When I was a teenager my mother put up a refrigerator magnet that said, “the hurrieder I go, the behinder I get”.   It seems that this modern age nudges us to hurry up. But as many of us experience, the more we hurry up, the less time we seem to have.
The less time we think we have, the more impatient we become. 
 
When we are impatient, the world around us becomes a source of frustration. Feeling impatient is a symptom of self absorption.  
 
We have all been in situations when our expectations about what was supposed to happen didn’t pan out. We all know what it’s like to erupt in frustration when events turn against us. We all know what it’s like for our minds to scream at us that it shouldn’t be this way. When things go haywire or we are falling behind impatience invades the mind.
 
But when the mind slows down, there is space and spaciousness.
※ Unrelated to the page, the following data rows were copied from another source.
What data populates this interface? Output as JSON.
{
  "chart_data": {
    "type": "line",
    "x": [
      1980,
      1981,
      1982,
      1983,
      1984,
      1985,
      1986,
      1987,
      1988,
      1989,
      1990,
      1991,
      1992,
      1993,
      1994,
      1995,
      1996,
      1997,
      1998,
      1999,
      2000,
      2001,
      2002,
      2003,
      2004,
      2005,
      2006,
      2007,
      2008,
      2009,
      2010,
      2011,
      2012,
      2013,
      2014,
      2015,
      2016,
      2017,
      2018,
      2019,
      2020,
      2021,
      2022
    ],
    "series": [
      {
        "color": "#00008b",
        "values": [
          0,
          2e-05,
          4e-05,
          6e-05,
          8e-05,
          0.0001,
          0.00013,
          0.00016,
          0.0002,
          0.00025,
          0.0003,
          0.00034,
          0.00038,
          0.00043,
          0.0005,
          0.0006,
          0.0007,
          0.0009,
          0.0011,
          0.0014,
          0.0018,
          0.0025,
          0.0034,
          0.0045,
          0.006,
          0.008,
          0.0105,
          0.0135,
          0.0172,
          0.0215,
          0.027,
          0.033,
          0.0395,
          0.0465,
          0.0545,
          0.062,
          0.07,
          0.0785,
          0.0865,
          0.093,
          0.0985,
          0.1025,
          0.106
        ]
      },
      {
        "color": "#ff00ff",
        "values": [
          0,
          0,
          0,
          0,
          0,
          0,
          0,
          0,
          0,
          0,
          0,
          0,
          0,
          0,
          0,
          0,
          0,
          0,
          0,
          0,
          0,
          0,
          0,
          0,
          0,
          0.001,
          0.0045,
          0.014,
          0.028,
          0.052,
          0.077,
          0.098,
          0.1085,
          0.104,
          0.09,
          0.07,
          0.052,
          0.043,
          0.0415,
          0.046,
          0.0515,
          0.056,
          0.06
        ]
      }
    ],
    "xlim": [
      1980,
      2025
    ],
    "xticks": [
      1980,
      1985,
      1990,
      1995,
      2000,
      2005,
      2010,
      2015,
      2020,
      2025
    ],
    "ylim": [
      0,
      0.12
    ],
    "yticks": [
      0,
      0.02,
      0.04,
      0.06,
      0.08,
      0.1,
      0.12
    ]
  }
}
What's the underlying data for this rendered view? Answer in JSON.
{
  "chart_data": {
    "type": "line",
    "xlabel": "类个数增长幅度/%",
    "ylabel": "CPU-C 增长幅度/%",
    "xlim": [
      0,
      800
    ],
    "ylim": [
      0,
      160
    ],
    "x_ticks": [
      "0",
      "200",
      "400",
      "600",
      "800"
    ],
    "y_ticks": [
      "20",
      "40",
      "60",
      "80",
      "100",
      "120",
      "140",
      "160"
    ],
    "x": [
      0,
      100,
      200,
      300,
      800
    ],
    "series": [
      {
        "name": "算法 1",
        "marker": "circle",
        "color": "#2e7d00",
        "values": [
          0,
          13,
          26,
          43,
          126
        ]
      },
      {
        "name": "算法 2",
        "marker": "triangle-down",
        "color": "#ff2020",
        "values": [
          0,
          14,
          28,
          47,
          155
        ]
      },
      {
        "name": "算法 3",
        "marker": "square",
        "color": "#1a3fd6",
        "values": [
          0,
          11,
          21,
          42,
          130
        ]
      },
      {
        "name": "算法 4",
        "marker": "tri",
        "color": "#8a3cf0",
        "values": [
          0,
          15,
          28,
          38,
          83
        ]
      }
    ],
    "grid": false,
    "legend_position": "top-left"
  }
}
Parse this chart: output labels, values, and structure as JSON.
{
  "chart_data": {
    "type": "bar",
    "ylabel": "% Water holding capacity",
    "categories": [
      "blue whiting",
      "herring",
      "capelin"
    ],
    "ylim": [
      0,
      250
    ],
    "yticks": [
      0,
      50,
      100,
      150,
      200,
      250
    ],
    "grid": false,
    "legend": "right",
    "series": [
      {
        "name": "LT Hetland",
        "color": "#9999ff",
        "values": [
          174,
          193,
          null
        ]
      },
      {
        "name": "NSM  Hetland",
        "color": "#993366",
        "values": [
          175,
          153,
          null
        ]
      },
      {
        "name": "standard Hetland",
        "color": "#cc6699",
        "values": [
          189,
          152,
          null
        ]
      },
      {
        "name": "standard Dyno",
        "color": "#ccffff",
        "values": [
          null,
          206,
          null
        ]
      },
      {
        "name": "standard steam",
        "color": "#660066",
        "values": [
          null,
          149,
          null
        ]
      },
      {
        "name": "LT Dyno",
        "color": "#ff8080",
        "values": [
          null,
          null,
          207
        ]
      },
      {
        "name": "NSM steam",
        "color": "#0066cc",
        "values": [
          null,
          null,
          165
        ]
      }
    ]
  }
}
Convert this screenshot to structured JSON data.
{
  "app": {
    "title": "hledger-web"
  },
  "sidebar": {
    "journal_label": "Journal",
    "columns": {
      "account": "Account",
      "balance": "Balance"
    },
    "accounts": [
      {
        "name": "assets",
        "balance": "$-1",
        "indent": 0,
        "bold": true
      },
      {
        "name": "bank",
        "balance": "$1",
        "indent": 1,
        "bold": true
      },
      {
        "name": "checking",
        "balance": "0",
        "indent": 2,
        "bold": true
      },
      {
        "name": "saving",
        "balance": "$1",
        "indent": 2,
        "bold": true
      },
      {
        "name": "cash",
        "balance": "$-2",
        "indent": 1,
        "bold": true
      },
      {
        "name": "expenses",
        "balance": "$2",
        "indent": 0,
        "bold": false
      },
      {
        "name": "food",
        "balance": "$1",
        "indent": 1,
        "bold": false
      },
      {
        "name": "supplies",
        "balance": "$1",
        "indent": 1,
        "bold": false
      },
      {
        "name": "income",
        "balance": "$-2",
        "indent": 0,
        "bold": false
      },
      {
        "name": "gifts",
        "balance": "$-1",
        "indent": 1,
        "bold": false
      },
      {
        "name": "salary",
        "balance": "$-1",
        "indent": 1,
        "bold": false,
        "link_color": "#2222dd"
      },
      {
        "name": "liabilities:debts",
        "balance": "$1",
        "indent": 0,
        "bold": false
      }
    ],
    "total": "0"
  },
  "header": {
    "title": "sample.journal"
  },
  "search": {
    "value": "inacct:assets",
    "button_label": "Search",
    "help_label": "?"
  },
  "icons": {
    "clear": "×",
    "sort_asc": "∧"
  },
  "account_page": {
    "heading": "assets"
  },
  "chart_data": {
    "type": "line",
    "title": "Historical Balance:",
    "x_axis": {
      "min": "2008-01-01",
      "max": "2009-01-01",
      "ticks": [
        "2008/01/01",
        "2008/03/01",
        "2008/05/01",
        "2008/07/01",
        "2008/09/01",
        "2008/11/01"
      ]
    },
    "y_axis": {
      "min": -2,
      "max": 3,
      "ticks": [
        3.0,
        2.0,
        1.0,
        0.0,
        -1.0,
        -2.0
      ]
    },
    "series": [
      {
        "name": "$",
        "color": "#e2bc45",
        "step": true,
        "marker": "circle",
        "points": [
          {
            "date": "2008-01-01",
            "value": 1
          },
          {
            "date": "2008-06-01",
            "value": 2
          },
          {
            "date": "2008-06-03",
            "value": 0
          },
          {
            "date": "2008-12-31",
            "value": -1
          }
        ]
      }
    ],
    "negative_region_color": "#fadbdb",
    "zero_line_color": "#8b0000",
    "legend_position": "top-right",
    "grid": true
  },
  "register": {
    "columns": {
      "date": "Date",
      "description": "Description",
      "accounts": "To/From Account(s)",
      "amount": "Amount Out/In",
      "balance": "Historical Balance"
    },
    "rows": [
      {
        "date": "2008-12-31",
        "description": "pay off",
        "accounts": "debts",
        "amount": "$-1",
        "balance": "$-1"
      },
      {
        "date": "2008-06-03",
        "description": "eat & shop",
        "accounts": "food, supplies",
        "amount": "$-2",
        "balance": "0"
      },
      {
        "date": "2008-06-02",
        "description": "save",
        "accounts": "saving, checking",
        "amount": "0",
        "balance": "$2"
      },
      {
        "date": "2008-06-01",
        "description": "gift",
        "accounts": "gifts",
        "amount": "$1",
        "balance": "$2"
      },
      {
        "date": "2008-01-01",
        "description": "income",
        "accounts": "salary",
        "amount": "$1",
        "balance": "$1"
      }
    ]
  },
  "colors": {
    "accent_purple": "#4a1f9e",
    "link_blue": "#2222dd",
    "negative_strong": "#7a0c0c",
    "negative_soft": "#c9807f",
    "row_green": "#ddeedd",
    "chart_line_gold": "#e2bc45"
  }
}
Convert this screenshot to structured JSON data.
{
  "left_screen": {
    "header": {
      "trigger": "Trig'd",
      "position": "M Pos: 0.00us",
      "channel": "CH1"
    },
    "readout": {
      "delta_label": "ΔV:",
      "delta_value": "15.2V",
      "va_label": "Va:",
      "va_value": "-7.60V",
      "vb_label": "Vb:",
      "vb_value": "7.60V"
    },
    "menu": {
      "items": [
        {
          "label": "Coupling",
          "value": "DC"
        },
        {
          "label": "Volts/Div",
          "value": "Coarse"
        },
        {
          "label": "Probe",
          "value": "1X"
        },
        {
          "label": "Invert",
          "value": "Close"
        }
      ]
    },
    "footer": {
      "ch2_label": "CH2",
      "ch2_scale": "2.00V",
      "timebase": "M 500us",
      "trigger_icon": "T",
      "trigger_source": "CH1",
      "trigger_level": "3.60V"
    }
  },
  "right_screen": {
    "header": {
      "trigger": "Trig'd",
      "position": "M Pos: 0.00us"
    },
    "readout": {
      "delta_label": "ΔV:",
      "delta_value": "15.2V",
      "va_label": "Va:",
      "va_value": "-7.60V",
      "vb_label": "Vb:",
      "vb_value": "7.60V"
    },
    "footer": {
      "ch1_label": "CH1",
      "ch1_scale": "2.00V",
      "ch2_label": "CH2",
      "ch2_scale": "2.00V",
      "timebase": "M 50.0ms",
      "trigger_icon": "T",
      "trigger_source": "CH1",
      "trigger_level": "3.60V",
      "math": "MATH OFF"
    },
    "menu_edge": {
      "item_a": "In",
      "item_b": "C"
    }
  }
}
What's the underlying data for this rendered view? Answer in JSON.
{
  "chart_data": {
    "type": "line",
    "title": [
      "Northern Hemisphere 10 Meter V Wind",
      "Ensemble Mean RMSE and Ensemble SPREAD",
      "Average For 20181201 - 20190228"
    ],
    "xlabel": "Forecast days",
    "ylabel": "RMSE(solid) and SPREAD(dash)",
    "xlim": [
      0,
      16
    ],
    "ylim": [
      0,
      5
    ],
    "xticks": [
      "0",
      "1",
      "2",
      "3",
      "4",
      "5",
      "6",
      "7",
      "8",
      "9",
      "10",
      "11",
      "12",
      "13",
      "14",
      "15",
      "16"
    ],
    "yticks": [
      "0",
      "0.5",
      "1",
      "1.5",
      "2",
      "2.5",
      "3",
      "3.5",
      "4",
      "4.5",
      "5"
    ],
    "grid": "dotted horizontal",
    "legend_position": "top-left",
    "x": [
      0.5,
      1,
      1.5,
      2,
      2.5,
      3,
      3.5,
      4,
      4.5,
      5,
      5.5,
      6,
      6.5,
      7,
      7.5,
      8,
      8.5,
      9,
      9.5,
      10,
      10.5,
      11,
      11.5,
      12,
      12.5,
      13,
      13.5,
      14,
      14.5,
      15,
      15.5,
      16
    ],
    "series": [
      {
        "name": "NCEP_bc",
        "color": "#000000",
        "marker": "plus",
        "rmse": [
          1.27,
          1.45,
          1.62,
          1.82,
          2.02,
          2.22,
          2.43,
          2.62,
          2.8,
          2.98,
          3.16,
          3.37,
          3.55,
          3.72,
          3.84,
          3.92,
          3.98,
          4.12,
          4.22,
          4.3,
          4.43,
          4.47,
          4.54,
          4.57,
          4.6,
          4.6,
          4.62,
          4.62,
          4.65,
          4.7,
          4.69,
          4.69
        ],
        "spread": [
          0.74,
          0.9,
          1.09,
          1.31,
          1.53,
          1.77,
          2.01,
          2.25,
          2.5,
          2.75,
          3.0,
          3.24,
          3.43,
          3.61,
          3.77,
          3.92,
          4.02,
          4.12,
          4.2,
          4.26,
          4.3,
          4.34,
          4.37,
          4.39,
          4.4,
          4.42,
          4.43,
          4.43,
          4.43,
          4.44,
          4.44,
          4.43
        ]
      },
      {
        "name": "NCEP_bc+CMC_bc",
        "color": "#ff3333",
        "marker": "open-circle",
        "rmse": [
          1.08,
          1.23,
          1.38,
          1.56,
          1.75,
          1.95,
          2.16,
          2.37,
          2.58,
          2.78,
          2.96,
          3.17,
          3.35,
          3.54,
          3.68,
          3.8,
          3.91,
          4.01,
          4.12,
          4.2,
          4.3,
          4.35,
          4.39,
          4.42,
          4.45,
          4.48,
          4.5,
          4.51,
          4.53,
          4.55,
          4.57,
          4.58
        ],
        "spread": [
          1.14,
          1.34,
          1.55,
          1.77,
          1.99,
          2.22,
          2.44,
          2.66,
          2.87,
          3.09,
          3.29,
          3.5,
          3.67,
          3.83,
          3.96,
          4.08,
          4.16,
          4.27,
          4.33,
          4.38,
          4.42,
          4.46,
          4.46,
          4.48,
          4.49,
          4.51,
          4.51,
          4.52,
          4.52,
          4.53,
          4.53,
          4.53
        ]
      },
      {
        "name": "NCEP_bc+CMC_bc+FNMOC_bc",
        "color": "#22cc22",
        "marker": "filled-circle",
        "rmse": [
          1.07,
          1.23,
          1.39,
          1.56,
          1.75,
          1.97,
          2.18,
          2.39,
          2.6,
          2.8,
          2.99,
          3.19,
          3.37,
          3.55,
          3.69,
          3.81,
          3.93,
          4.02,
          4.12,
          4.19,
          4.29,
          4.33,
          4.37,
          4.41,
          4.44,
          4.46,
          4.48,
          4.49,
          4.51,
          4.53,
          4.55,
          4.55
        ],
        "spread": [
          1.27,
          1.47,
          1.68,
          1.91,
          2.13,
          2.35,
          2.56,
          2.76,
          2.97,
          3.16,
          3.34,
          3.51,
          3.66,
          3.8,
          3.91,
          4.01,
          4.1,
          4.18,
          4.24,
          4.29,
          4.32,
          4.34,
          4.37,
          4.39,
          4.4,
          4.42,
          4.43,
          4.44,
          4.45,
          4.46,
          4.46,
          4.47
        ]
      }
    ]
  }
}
When there is spacioiusness within us we have the capacity for making room for others and other thoughts. When the mind slows down we become patient—when the mind is quiet, panic dissolves. And when we are less in a panic, less in a hurry, we see that life is not all about me. Learning patience is the process of quieting the mind.
 
The Indian mystic Meher Baba put it like this: “A mind that is fast is sick. A mind that is slow is sound. A mind that is still, is divine.”
 
Slow down the mind. 
 
There are at least two ways to learn patience by slowing down the mind. 
 
The first is to become aware of what our minds are doing. Simple awareness of what the mind is chattering helps us to detach from the chatter.  When the mind says--'worry about this, worry about that--hurry up, you're going to be late'!--don't let the mind push you around. Just being aware of what the mind is doing helps to disarm it of its tyranny.     
 
The second thing is to practice patience by sitting in meditation every day.  
 
Over time, meditation trains the mind to be quiet.  By the silent mental repetition or a mantra, the mind becomes absorbed in one thing rather than everything all at once.  As long as the fluttering mind is in motion, it is creating a commotion for us. As long as the fluttering mind is in motion it is pushing us to think thoughts, chatter internally, make judgments, keep things moving. Meditation teaches the mind to be patient. 
 
The more we are patient, the less we suffer. 
 
The purpose of spirituality is to give us tools that will reduce our suffering and the suffering of those with whom we interact. A basic spiritual truth is that the more self absorbed I am, the more I suffer and the more I suffer the more suffering I create for others.
 
His Holiness, the Dalai Lama once said, “the moment you think only of yourself, the focus of your whole reality narrows, and because of this narrow focus, uncomfortable things can appear huge and bring you fear and discomfort and a sense of feeling overwhelmed by misery. But the moment you think of others with a sense of caring, however, your view widens. Within that wider perspective, your own problems appear to be of little significance, and this makes a big difference.”
 
Practice patience not only because it reduces our suffering but because it also reduces the suffering of those around us.
 
Patience and compassion are inextricably bound up together. It is only when I settle down that I develop the capacity for compassion and love. Compassion and love are two sides of the same coin. Compassion is the wish for other beings to be free from suffering. Love wants other beings to have happiness. 
 
Compassion and love grow naturally out of the mind that is spacious and slow. This is why lately, I’ve been repeating the mantra: don’t hurry, be happy.